The second category has countries that had in the past had  robust inoculant production outfits but which, for various reasons, have now collapsed. This is the case with Malawi and Rwanda. While the import permit-phytosanitary certificate system seems to work, there appears to be some restriction by subjecting applications for import permits to vetting by the research institutes that had earlier been producing inoculants. In the case of Malawi, inoculants are explicitly mentioned as one of the products that are covered by the Plant Protection Act of 1969. For inoculant import to be approved in Malawi, a sample of the product must first be sent for analysis to the Chitedze Research Station. Given that the laboratory there is currently not functional, it is hard to imagine the nature of quality check that takes place to decide whether to approve the product for import or not. The indication here is a tendency for import protection measures in favour of a local product but, since the local product is of poor quality t, import restriction are likely to be relaxed.

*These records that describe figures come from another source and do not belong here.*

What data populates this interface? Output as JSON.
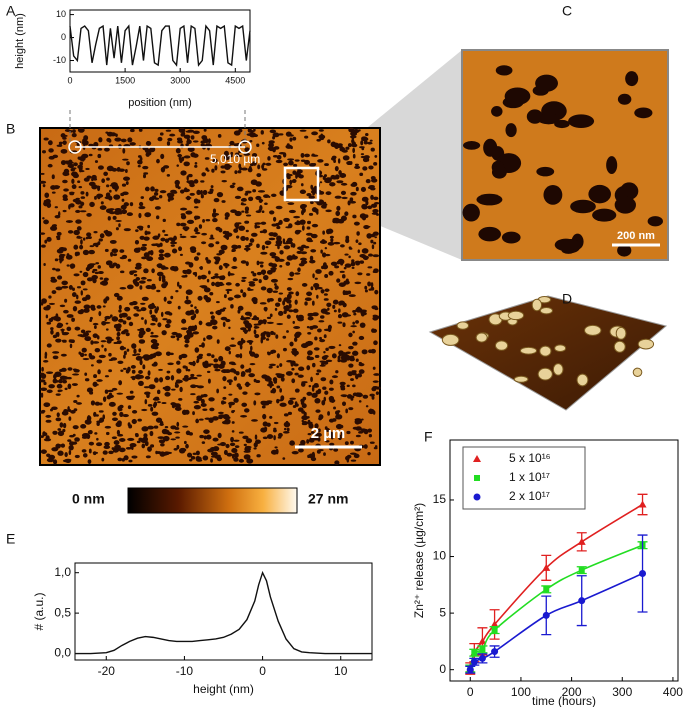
{
  "panels": {
    "a": "A",
    "b": "B",
    "c": "C",
    "d": "D",
    "e": "E",
    "f": "F"
  },
  "image_labels": {
    "profile_length": "5,010 µm",
    "scale_b": "2 µm",
    "scale_c": "200 nm",
    "colorbar_min": "0 nm",
    "colorbar_max": "27 nm"
  },
  "chart_data": [
    {
      "type": "line",
      "ylabel": "height (nm)",
      "xlabel": "position (nm)",
      "color": "#111111",
      "x": [
        0,
        100,
        200,
        300,
        400,
        500,
        600,
        700,
        800,
        900,
        1000,
        1100,
        1200,
        1300,
        1400,
        1500,
        1600,
        1700,
        1800,
        1900,
        2000,
        2100,
        2200,
        2300,
        2400,
        2500,
        2600,
        2700,
        2800,
        2900,
        3000,
        3100,
        3200,
        3300,
        3400,
        3500,
        3600,
        3700,
        3800,
        3900,
        4000,
        4100,
        4200,
        4300,
        4400,
        4500,
        4600,
        4700,
        4800,
        4900
      ],
      "values": [
        5,
        -8,
        -10,
        4,
        5,
        3,
        -11,
        -3,
        4,
        5,
        -12,
        4,
        -9,
        5,
        -11,
        3,
        5,
        -12,
        -4,
        5,
        -10,
        5,
        4,
        -11,
        -12,
        3,
        5,
        5,
        -10,
        -12,
        4,
        5,
        -11,
        5,
        4,
        -12,
        -10,
        5,
        3,
        -12,
        5,
        4,
        5,
        -11,
        -12,
        5,
        4,
        5,
        -10,
        3
      ],
      "xlim": [
        0,
        4900
      ],
      "ylim": [
        -15,
        12
      ],
      "xticks": [
        0,
        1500,
        3000,
        4500
      ],
      "yticks": [
        -10,
        0,
        10
      ]
    },
    {
      "type": "line",
      "ylabel": "# (a.u.)",
      "xlabel": "height (nm)",
      "color": "#111111",
      "x": [
        -24,
        -22,
        -20,
        -19,
        -18,
        -17,
        -16,
        -15,
        -14,
        -13,
        -12,
        -11,
        -10,
        -9,
        -8,
        -7,
        -6,
        -5,
        -4,
        -3,
        -2,
        -1,
        -0.5,
        0,
        0.5,
        1,
        2,
        3,
        4,
        5,
        6,
        8,
        10,
        14
      ],
      "values": [
        0,
        0,
        0.01,
        0.04,
        0.1,
        0.15,
        0.19,
        0.21,
        0.2,
        0.18,
        0.16,
        0.15,
        0.15,
        0.15,
        0.16,
        0.17,
        0.18,
        0.2,
        0.24,
        0.3,
        0.42,
        0.65,
        0.85,
        1.0,
        0.9,
        0.7,
        0.4,
        0.18,
        0.06,
        0.02,
        0.01,
        0,
        0,
        0
      ],
      "xlim": [
        -24,
        14
      ],
      "ylim": [
        -0.08,
        1.12
      ],
      "xticks": [
        -20,
        -10,
        0,
        10
      ],
      "yticks": [
        {
          "value": 0,
          "label": "0,0"
        },
        {
          "value": 0.5,
          "label": "0,5"
        },
        {
          "value": 1,
          "label": "1,0"
        }
      ]
    },
    {
      "type": "scatter",
      "ylabel": "Zn²⁺ release (µg/cm²)",
      "xlabel": "time (hours)",
      "legend": "top-left",
      "x": [
        0,
        8,
        24,
        48,
        150,
        220,
        340
      ],
      "series": [
        {
          "name": "5 x 10¹⁶",
          "color": "#e02020",
          "marker": "triangle",
          "values": [
            0.1,
            1.5,
            2.5,
            4,
            9,
            11.3,
            14.6
          ],
          "errors": [
            0.5,
            0.8,
            1.2,
            1.3,
            1.1,
            0.8,
            0.9
          ]
        },
        {
          "name": "1 x 10¹⁷",
          "color": "#22dd22",
          "marker": "square",
          "values": [
            0.1,
            1.5,
            1.8,
            3.5,
            7.1,
            8.8,
            11
          ],
          "errors": [
            0.3,
            0.3,
            0.3,
            0.3,
            0.3,
            0.3,
            0.3
          ]
        },
        {
          "name": "2 x 10¹⁷",
          "color": "#1a1ad0",
          "marker": "circle",
          "values": [
            0,
            0.7,
            1,
            1.6,
            4.8,
            6.1,
            8.5
          ],
          "errors": [
            0.3,
            0.3,
            0.4,
            0.5,
            1.7,
            2.2,
            3.4
          ]
        }
      ],
      "xlim": [
        -40,
        410
      ],
      "ylim": [
        -1,
        20.3
      ],
      "xticks": [
        0,
        100,
        200,
        300,
        400
      ],
      "yticks": [
        0,
        5,
        10,
        15
      ]
    }
  ]
}
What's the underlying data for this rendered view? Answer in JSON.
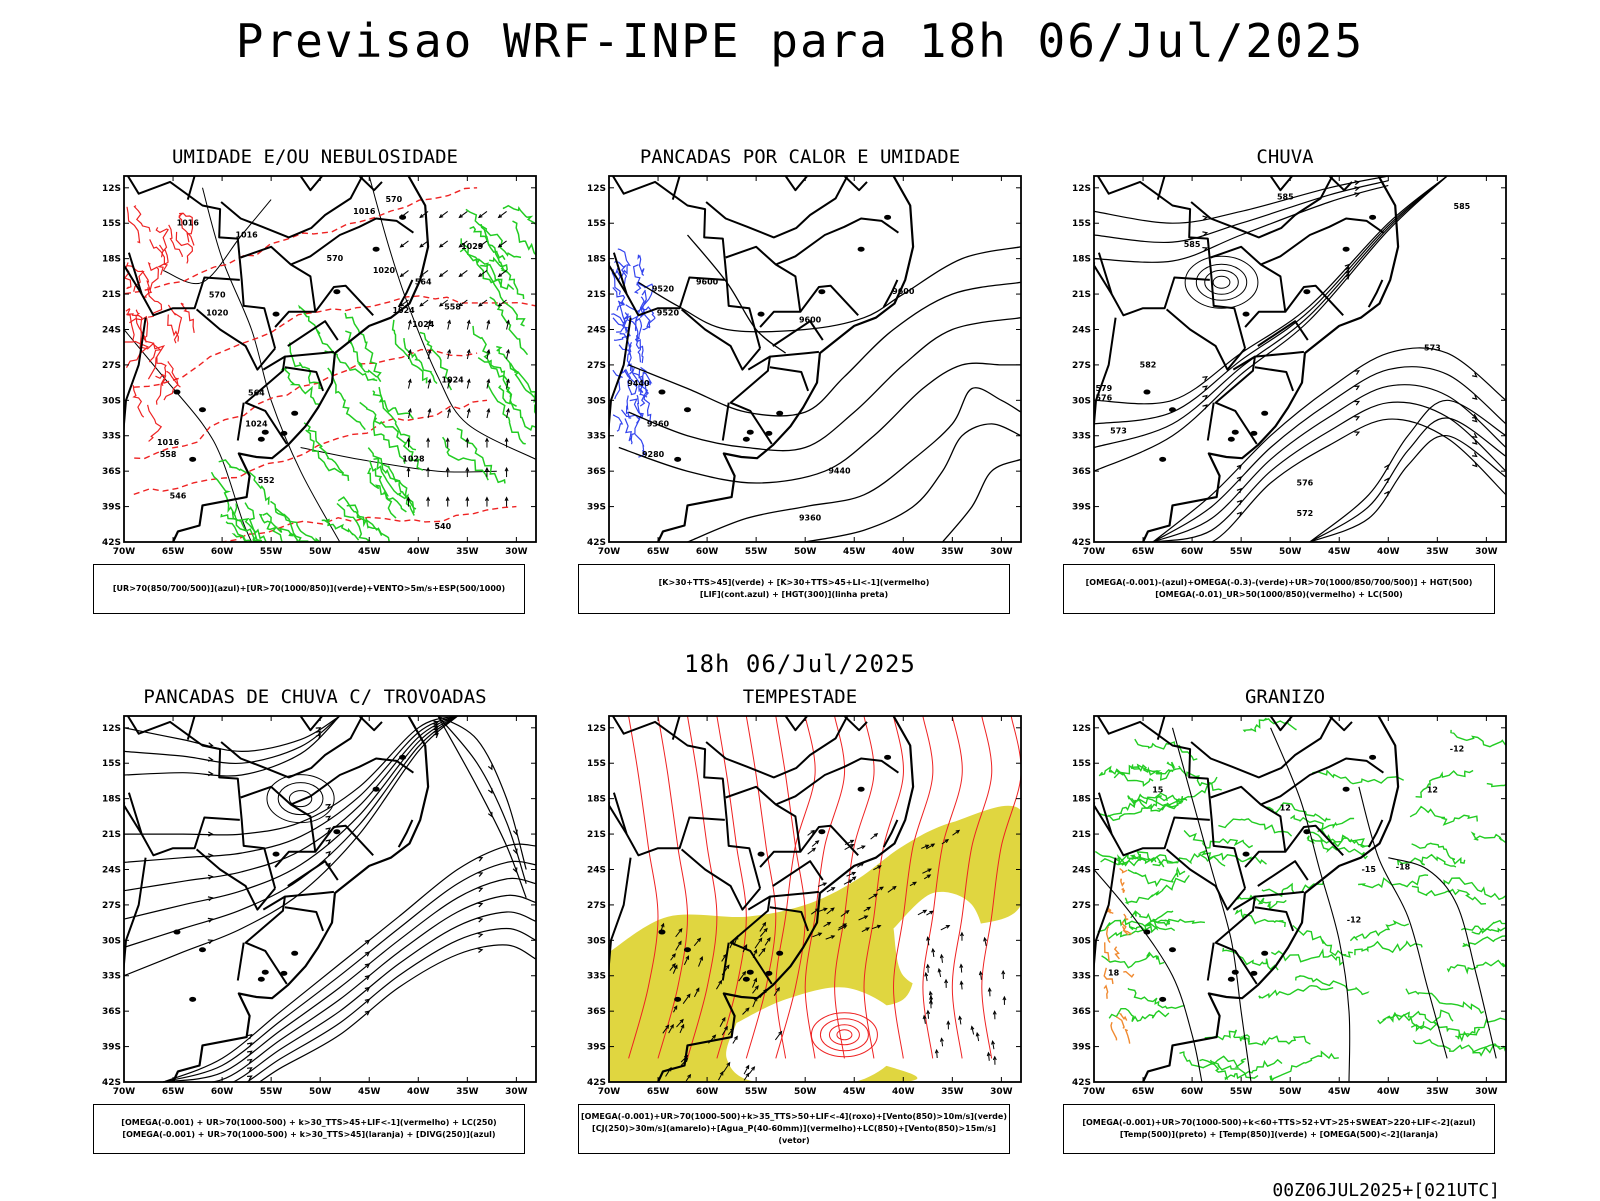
{
  "title": "Previsao WRF-INPE  para 18h 06/Jul/2025",
  "middle_title": "18h 06/Jul/2025",
  "footer": "00Z06JUL2025+[021UTC]",
  "axes": {
    "lat_labels": [
      "12S",
      "15S",
      "18S",
      "21S",
      "24S",
      "27S",
      "30S",
      "33S",
      "36S",
      "39S",
      "42S"
    ],
    "lon_labels": [
      "70W",
      "65W",
      "60W",
      "55W",
      "50W",
      "45W",
      "40W",
      "35W",
      "30W"
    ]
  },
  "colors": {
    "green": "#22cc22",
    "red": "#ee2222",
    "blue": "#3344ee",
    "lavender": "#b4b4f0",
    "yellow": "#e0d640",
    "orange": "#f08a30",
    "teal": "#2e5e58",
    "rain_red": "#ee4444"
  },
  "panels": [
    {
      "id": "umidade",
      "title": "UMIDADE E/OU NEBULOSIDADE",
      "legend": [
        "[UR>70(850/700/500)](azul)+[UR>70(1000/850)](verde)+VENTO>5m/s+ESP(500/1000)"
      ],
      "contour_labels": [
        {
          "text": "1016",
          "lon": -63.5,
          "lat": -15.2
        },
        {
          "text": "1016",
          "lon": -57.5,
          "lat": -16.2
        },
        {
          "text": "1016",
          "lon": -45.5,
          "lat": -14.2
        },
        {
          "text": "1020",
          "lon": -43.5,
          "lat": -19.2
        },
        {
          "text": "1020",
          "lon": -60.5,
          "lat": -22.8
        },
        {
          "text": "1024",
          "lon": -41.5,
          "lat": -22.6
        },
        {
          "text": "1024",
          "lon": -39.5,
          "lat": -23.8
        },
        {
          "text": "1024",
          "lon": -36.5,
          "lat": -28.5
        },
        {
          "text": "1024",
          "lon": -56.5,
          "lat": -32.2
        },
        {
          "text": "1028",
          "lon": -40.5,
          "lat": -35.2
        },
        {
          "text": "1029",
          "lon": -34.5,
          "lat": -17.2
        },
        {
          "text": "1016",
          "lon": -65.5,
          "lat": -33.8
        },
        {
          "text": "570",
          "lon": -42.5,
          "lat": -13.2
        },
        {
          "text": "570",
          "lon": -48.5,
          "lat": -18.2
        },
        {
          "text": "570",
          "lon": -60.5,
          "lat": -21.3
        },
        {
          "text": "564",
          "lon": -39.5,
          "lat": -20.2
        },
        {
          "text": "558",
          "lon": -36.5,
          "lat": -22.3
        },
        {
          "text": "564",
          "lon": -56.5,
          "lat": -29.6
        },
        {
          "text": "558",
          "lon": -65.5,
          "lat": -34.8
        },
        {
          "text": "546",
          "lon": -64.5,
          "lat": -38.3
        },
        {
          "text": "552",
          "lon": -55.5,
          "lat": -37.0
        },
        {
          "text": "540",
          "lon": -37.5,
          "lat": -40.9
        }
      ]
    },
    {
      "id": "pancadas_calor",
      "title": "PANCADAS POR CALOR E UMIDADE",
      "legend": [
        "[K>30+TTS>45](verde) + [K>30+TTS>45+LI<-1](vermelho)",
        "[LIF](cont.azul) + [HGT(300)](linha preta)"
      ],
      "contour_labels": [
        {
          "text": "9600",
          "lon": -60.0,
          "lat": -20.2
        },
        {
          "text": "9520",
          "lon": -64.5,
          "lat": -20.8
        },
        {
          "text": "9520",
          "lon": -64.0,
          "lat": -22.8
        },
        {
          "text": "9600",
          "lon": -49.5,
          "lat": -23.4
        },
        {
          "text": "9600",
          "lon": -40.0,
          "lat": -21.0
        },
        {
          "text": "9440",
          "lon": -67.0,
          "lat": -28.8
        },
        {
          "text": "9360",
          "lon": -65.0,
          "lat": -32.2
        },
        {
          "text": "9280",
          "lon": -65.5,
          "lat": -34.8
        },
        {
          "text": "9440",
          "lon": -46.5,
          "lat": -36.2
        },
        {
          "text": "9360",
          "lon": -49.5,
          "lat": -40.2
        }
      ]
    },
    {
      "id": "chuva",
      "title": "CHUVA",
      "legend": [
        "[OMEGA(-0.001)-(azul)+OMEGA(-0.3)-(verde)+UR>70(1000/850/700/500)] + HGT(500)",
        "[OMEGA(-0.01)_UR>50(1000/850)(vermelho) + LC(500)"
      ],
      "contour_labels": [
        {
          "text": "585",
          "lon": -50.5,
          "lat": -13.0
        },
        {
          "text": "585",
          "lon": -32.5,
          "lat": -13.8
        },
        {
          "text": "585",
          "lon": -60.0,
          "lat": -17.0
        },
        {
          "text": "582",
          "lon": -64.5,
          "lat": -27.2
        },
        {
          "text": "579",
          "lon": -69.0,
          "lat": -29.2
        },
        {
          "text": "576",
          "lon": -69.0,
          "lat": -30.0
        },
        {
          "text": "573",
          "lon": -67.5,
          "lat": -32.8
        },
        {
          "text": "573",
          "lon": -35.5,
          "lat": -25.8
        },
        {
          "text": "576",
          "lon": -48.5,
          "lat": -37.2
        },
        {
          "text": "572",
          "lon": -48.5,
          "lat": -39.8
        }
      ]
    },
    {
      "id": "trovoadas",
      "title": "PANCADAS DE CHUVA C/ TROVOADAS",
      "legend": [
        "[OMEGA(-0.001) + UR>70(1000-500) + k>30_TTS>45+LIF<-1](vermelho) + LC(250)",
        "[OMEGA(-0.001) + UR>70(1000-500) + k>30_TTS>45](laranja) + [DIVG(250)](azul)"
      ],
      "contour_labels": []
    },
    {
      "id": "tempestade",
      "title": "TEMPESTADE",
      "legend": [
        "[OMEGA(-0.001)+UR>70(1000-500)+k>35_TTS>50+LIF<-4](roxo)+[Vento(850)>10m/s](verde)",
        "[CJ(250)>30m/s](amarelo)+[Agua_P(40-60mm)](vermelho)+LC(850)+[Vento(850)>15m/s](vetor)"
      ],
      "contour_labels": []
    },
    {
      "id": "granizo",
      "title": "GRANIZO",
      "legend": [
        "[OMEGA(-0.001)+UR>70(1000-500)+k<60+TTS>52+VT>25+SWEAT>220+LIF<-2](azul)",
        "[Temp(500)](preto) + [Temp(850)](verde) + [OMEGA(500)<-2](laranja)"
      ],
      "contour_labels": [
        {
          "text": "-12",
          "lon": -43.5,
          "lat": -28.5
        },
        {
          "text": "-15",
          "lon": -42.0,
          "lat": -24.2
        },
        {
          "text": "-18",
          "lon": -38.5,
          "lat": -24.0
        },
        {
          "text": "-12",
          "lon": -33.0,
          "lat": -14.0
        },
        {
          "text": "12",
          "lon": -50.5,
          "lat": -19.0
        },
        {
          "text": "12",
          "lon": -35.5,
          "lat": -17.5
        },
        {
          "text": "15",
          "lon": -63.5,
          "lat": -17.5
        },
        {
          "text": "18",
          "lon": -68.0,
          "lat": -33.0
        }
      ]
    }
  ]
}
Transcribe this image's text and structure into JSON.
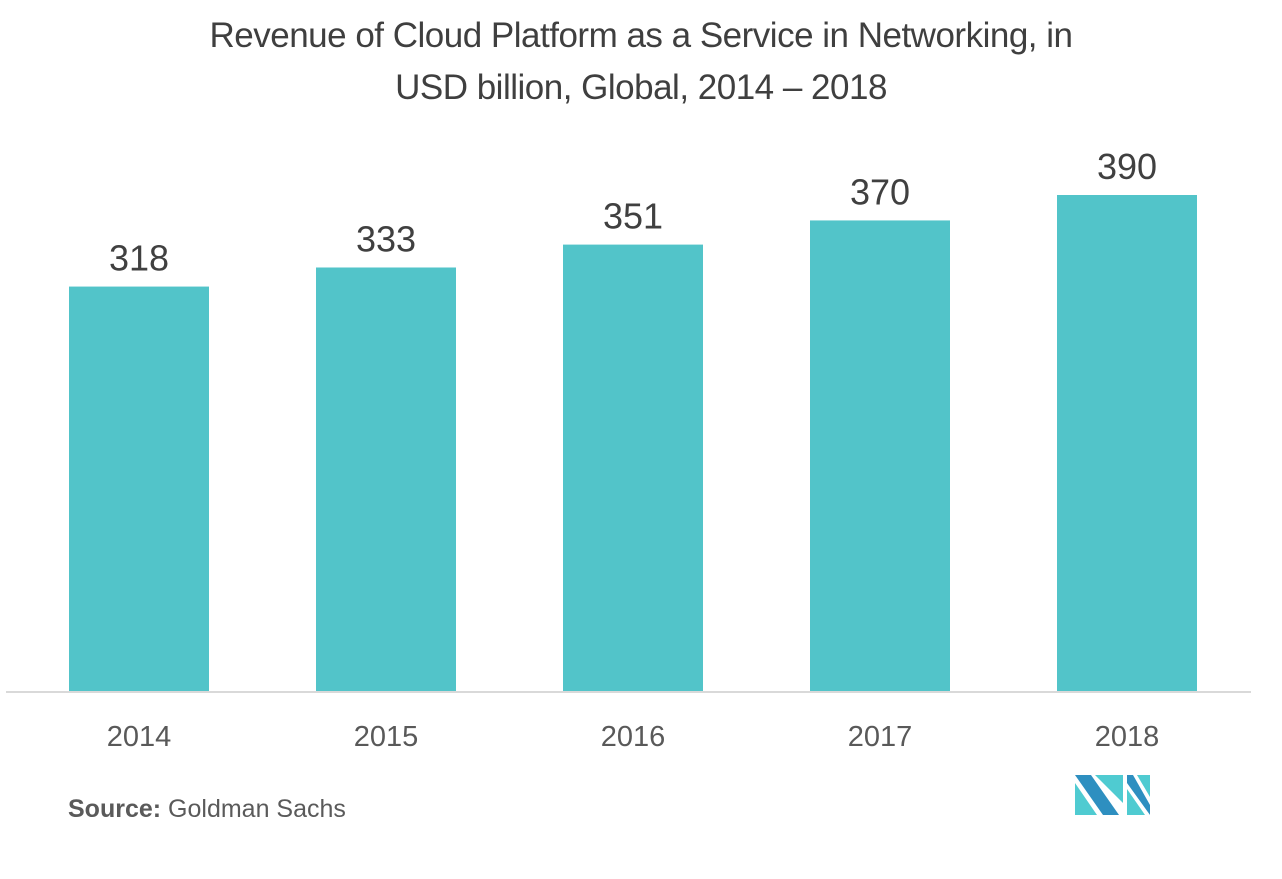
{
  "chart_data": {
    "type": "bar",
    "title": "Revenue of Cloud Platform as a Service in Networking, in USD billion, Global, 2014 – 2018",
    "title_lines": [
      "Revenue of Cloud Platform as a Service in Networking, in",
      "USD billion, Global, 2014 – 2018"
    ],
    "categories": [
      "2014",
      "2015",
      "2016",
      "2017",
      "2018"
    ],
    "values": [
      318,
      333,
      351,
      370,
      390
    ],
    "data_labels": [
      "318",
      "333",
      "351",
      "370",
      "390"
    ],
    "xlabel": "",
    "ylabel": "",
    "ylim": [
      0,
      390
    ],
    "grid": false,
    "legend": "none",
    "bar_color": "#52c4c9",
    "axis_color": "#d9d9d9",
    "label_color": "#404040",
    "tick_color": "#595959"
  },
  "footer": {
    "source_label": "Source:",
    "source_value": "Goldman Sachs"
  },
  "logo": {
    "icon": "mordor-intelligence-logo-icon",
    "colors": [
      "#2e8fc0",
      "#4fcbd1"
    ]
  }
}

Kenya and Zimbabwe constitute the third category of countries where importing inoculants has so far been almost impossible. This is in spite of the fact that the inoculants were to be used for research activities and the quantities for which permits were sought were small. Ironically, MEA Fertiliser Ltd., the inoculant manufacturer from Kenya, has been aggressively marketing its products in neighbouring countries. Similarly, the Soil Productivity Research Laboratory (SPRL), which is the sole manufacturer of inoculants in Zimbabwe, has been selling in neighbouring Mozambique. So far, the non-issuance of permits to N2Africa in Kenya has been due to the current lacuna in the law as a result of the on-going review of the phytosanitary laws by the Kenyan Plant Health Inspection Service (KEPHIS) and the Kenyan Bureau of Standards. The review process has benefitted from inputs from N2Africa’s Prof Nancy Karanja and Dr Paul Woomer especially on provisions for inoculant quality standards. It is, however, worrisome that inoculant imports are being kept on hold because of an on-going review. The normal practise would have been to continue using the extant legal and regulatory provisions pending the completion of the review and the enactment of a new law.

What our experiences have so far shown is that we will be faced with varying degrees of obstacles as we continue with our efforts to provide high quality inoculants to African farmers. We need to be proactive in ensuring that the necessary paperwork is done timely and in the right manner to ensure that inoculant imports are not held up for long periods at the ports of entry.